Cabeludinha, panã, baru e uvaia são algumas das quase 80 variedades plantadas e estudadas, com investimento próprio, pelo empresário Douglas Bello em seu sítio em Paraibuna, no interior paulista. "Essas frutas só existem hoje em um ou outro quintal e na memória das pessoas", diz. "Quero resgatar a memória e agregar valor a ela".
Para os desavisados, algumas descrições: cabeludinha e uvaia são parentes da jaboticaba e têm cor amarela. A panã é da família da fruta-do-conde, mas de tamanho maior. O baru lembra a castanha e é servido como amendoim.
A idéia surgiu nos anos 90, quando Bello observou um crescente mercado de frutas exóticas em São Paulo, onde variedades do Norte e Nordeste ganhavam espaço. "Há um mercado emergente de frutas como açaí, cupuaçu e acerola. Mas ninguém se mexia para resgatar frutas que estavam desaparecendo aqui da Mata Atlântica".
Por um ano o empresário viajou pelo interior do Estado para levantar informações que norteassem seu trabalho. Usou como ponto de partida familiares em Marília, Limeira, Ribeirão Preto e Matão para chegar até os moradores mais velhos e questioná-los sobre hábitos de alimentação do passado. "Assim foram chegando nomes como cabeludinha e uvaia, que eram comuns nessa região", diz. "Descobri que São Paulo já teve buriti e jenipapo, associadas ao Nordeste".
Os dados colhidos em campo foram cruzados com informações da Embrapa. Mas Bello não encontrou pesquisas sobre como cultivar as variedades - locais para plantio, necessidades de água e adubo e se são plantas que gostam mais de sombra ou locais ensolarados.
O empresário paulista garimpou as sementes em viveiros do interior e na Ceagesp, e aprendeu no dia-a-dia sobre a engrenagem da natureza. "A feijoa, fruta da mesma família da goiaba, não é polinizada por abelhas. Quem carrega suas sementes é o sanhaço, um pássaro comum na Mata Atlântica e que sumiu com o desaparecimento da floresta", conta. "Provavelmente, o desaparecimento da feijoa está ligado a isso". Da cobertura original de 1,1 milhão de quilômetros quadrados da Mata Atlântica, hoje restam só 6,98% de área vegetal.

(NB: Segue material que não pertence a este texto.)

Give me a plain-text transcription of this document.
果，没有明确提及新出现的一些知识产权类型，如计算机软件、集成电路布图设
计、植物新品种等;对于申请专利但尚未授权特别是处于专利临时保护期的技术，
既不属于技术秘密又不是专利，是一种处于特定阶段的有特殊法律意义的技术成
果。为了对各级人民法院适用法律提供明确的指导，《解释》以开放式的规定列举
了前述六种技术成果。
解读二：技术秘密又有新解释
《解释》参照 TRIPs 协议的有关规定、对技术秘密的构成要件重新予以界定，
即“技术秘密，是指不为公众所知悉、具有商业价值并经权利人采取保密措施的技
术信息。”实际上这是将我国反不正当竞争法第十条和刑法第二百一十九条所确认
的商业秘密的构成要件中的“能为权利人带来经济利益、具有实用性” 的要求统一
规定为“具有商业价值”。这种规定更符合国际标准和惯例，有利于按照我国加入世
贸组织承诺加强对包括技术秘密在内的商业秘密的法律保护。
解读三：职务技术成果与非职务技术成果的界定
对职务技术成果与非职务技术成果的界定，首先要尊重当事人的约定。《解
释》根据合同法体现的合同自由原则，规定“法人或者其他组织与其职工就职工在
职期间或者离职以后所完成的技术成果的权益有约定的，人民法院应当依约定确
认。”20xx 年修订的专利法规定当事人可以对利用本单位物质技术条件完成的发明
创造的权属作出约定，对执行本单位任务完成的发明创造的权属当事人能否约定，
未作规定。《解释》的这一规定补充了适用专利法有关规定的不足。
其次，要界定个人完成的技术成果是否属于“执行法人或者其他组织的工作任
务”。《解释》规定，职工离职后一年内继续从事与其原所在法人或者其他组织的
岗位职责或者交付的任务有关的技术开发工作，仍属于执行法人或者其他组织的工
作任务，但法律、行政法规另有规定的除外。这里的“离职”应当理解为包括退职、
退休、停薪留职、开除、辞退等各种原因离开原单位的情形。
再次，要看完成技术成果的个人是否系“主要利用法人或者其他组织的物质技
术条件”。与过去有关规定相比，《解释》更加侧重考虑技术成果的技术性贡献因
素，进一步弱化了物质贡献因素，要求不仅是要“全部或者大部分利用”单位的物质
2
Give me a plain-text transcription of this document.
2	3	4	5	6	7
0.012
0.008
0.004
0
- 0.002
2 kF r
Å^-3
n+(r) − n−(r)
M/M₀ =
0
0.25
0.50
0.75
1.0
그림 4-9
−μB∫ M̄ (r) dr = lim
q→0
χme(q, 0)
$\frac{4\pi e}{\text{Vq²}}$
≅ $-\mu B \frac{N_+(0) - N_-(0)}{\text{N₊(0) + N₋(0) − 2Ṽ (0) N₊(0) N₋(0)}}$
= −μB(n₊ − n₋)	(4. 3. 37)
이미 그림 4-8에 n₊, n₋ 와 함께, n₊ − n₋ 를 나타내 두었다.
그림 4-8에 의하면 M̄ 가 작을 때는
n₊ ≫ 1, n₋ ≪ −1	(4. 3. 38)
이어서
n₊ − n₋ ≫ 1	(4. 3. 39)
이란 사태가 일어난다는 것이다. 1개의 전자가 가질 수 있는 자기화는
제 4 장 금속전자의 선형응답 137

Desde 1999, quando comprou o terreno de 10 hectares para iniciar o projeto pessoal, foram quase 10 mil mudas e um investimento de R$ 600 mil. Quase três mil delas não vingaram, como o açaí. "Tudo é na base da tentativa e erro", diz.
Bello conta que procurou universidades e instituições como Embrapa e Esalq que lhe ajudassem a estudar essas plantas nativas. Não obteve resposta positiva por questão de prioridades, diz, já que há problemas mais urgentes.
O resultado de mercado ainda é tímido, com um faturamento anual de R$ 50 mil e 10 toneladas de frutas colhidas. O Sítio do Bello vende suas frutas e a de seus parceiros para "pessoas engajadas" como ele, como restaurantes e lojas de produtos naturais e o Cerealista Helena. Chegou a vender para a fashion Casa Santa Luzia, supermercado em São Paulo. "Mas aí foi mais pelo exotismo das frutas que pela filosofia do nosso trabalho".
O trabalho de formiguinha com as frutas da Mata Atlântica cresceu para outras regiões. Bello procurou parceiros com a mesma filosofia, como o Feito por Nós e Sabores da Amazônia, ambas de Belém do Pará, e a Cooperativa Agro-Extrativista Grande Sertão, de Minas Gerais, um projeto de agricultura familiar financiado pelo Funbio que tem como foco polpas de frutas do cerrado. "É uma forma de nos ajudarmos. Meu trabalho é convencer as pessoas a tornar isso algo mais que um simples projeto pessoal".